When you compare stocks and gold, it can be said that gold never loses its value. Due to the intrinsic value of gold, it is always worth something or the other. However, when it comes to stocks, it is nothing but a kind of ownership of a particular company; and if that company stops to function and decides to close shop, then the stocks of that company end up being worthless.
The recent recession in the US taught people a hard lesson. Even the best companies suffered and lost a fair amount of their value. Many companies ended up filing for bankruptcy and this had an adverse effect also on their shareholders who lost all the money they had invested in these so-called top companies that just a year ago were performing so well.
Since time immemorial people have always valued gold. It looks beautiful and makes beautiful jewelry. In addition, it is used in industrial processes in the form of a catalyst. It also a good conductor of electricity and is used to make certain electrical components. The demand for gold has always been there. So, if there is gold, there will always be a buyer for it. While a person can lose all his money in the stock market, complete loss of investment is impossible with gold.

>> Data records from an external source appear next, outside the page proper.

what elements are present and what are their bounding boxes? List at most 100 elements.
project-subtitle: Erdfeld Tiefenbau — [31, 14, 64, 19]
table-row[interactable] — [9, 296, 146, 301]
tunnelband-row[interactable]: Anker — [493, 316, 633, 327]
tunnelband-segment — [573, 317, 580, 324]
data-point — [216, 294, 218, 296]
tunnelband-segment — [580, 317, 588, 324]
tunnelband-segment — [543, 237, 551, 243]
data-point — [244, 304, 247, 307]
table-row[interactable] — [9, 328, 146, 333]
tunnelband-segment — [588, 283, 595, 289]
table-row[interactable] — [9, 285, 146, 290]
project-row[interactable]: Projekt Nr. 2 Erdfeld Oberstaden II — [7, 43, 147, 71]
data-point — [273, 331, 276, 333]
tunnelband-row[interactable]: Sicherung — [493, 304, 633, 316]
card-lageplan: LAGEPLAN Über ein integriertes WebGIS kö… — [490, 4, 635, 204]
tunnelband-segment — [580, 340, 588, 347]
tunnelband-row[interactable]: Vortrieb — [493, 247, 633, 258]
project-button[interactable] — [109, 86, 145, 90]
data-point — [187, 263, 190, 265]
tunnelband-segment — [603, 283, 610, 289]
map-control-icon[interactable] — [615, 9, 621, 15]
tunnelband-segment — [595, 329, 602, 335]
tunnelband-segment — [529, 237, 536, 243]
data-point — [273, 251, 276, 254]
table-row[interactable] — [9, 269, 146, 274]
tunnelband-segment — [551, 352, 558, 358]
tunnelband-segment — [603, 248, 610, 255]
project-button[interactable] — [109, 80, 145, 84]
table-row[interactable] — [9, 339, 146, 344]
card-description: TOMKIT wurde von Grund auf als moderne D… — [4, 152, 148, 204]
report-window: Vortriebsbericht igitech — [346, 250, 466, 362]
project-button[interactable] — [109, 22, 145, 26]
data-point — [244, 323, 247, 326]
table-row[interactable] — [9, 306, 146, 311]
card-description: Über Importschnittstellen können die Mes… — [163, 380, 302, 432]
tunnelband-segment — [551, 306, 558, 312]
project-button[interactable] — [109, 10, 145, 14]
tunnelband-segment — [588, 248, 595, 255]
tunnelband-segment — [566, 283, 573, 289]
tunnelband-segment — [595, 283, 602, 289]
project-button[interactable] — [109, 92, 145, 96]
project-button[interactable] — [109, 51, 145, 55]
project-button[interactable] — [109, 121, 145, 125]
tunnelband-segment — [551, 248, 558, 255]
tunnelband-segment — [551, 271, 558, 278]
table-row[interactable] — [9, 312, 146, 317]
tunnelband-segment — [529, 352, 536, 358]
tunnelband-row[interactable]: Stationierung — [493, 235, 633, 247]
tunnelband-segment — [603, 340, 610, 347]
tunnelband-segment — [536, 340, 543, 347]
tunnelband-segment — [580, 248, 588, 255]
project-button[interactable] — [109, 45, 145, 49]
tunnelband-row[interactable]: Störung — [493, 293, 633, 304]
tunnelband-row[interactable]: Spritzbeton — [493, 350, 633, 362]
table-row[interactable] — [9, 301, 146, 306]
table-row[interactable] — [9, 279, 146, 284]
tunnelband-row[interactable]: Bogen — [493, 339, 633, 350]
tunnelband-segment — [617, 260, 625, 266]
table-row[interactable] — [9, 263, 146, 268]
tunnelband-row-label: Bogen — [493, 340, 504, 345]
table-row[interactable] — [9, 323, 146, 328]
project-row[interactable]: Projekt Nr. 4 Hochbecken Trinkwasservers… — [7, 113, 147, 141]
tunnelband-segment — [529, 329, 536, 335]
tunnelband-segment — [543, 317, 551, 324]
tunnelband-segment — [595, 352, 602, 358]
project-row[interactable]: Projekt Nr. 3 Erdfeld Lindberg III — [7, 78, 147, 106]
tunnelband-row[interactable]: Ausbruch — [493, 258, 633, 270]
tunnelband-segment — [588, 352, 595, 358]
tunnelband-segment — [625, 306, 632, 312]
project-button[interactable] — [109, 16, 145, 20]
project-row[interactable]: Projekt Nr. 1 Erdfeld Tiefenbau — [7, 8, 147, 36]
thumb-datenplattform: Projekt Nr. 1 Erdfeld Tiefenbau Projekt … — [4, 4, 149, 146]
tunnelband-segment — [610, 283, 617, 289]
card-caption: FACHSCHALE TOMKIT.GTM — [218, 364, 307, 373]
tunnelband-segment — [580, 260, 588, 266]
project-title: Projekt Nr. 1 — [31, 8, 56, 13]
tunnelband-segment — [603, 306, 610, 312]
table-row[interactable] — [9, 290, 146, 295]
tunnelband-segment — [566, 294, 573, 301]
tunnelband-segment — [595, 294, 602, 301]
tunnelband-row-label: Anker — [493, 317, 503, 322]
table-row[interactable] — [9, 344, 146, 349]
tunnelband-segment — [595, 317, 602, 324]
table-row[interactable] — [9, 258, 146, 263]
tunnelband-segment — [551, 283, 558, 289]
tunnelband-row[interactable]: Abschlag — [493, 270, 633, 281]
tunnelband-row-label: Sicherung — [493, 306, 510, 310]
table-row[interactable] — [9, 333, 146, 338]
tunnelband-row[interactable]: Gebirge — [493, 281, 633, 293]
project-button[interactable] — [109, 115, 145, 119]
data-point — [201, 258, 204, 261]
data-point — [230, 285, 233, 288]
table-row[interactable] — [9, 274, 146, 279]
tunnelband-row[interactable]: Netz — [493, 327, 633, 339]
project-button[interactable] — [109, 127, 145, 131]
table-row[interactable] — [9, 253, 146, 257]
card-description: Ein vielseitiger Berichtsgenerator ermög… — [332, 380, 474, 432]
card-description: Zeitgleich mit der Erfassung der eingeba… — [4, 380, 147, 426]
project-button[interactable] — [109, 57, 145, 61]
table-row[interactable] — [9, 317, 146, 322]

Even the price of gold fluctuates on a daily basis just like the prices of shares. Gold is considered to be a tangible investment that offers a secure mode of investing. Usually price of gold is dependent on the market figures and with so many people wanting to invest in it, today there are many websites allow potential investors to check out the price of gold in a particular market. Of late, gold prices have increased and instead of investors selling off their investments, more investors have been attracted to gold. These people have realized that the price of gold will always be high since there is demand for it. So, they can make a neat profit when the prices are high.
So, in a turbulent market, it appears that investing in gold is better bet for investors compared to stocks.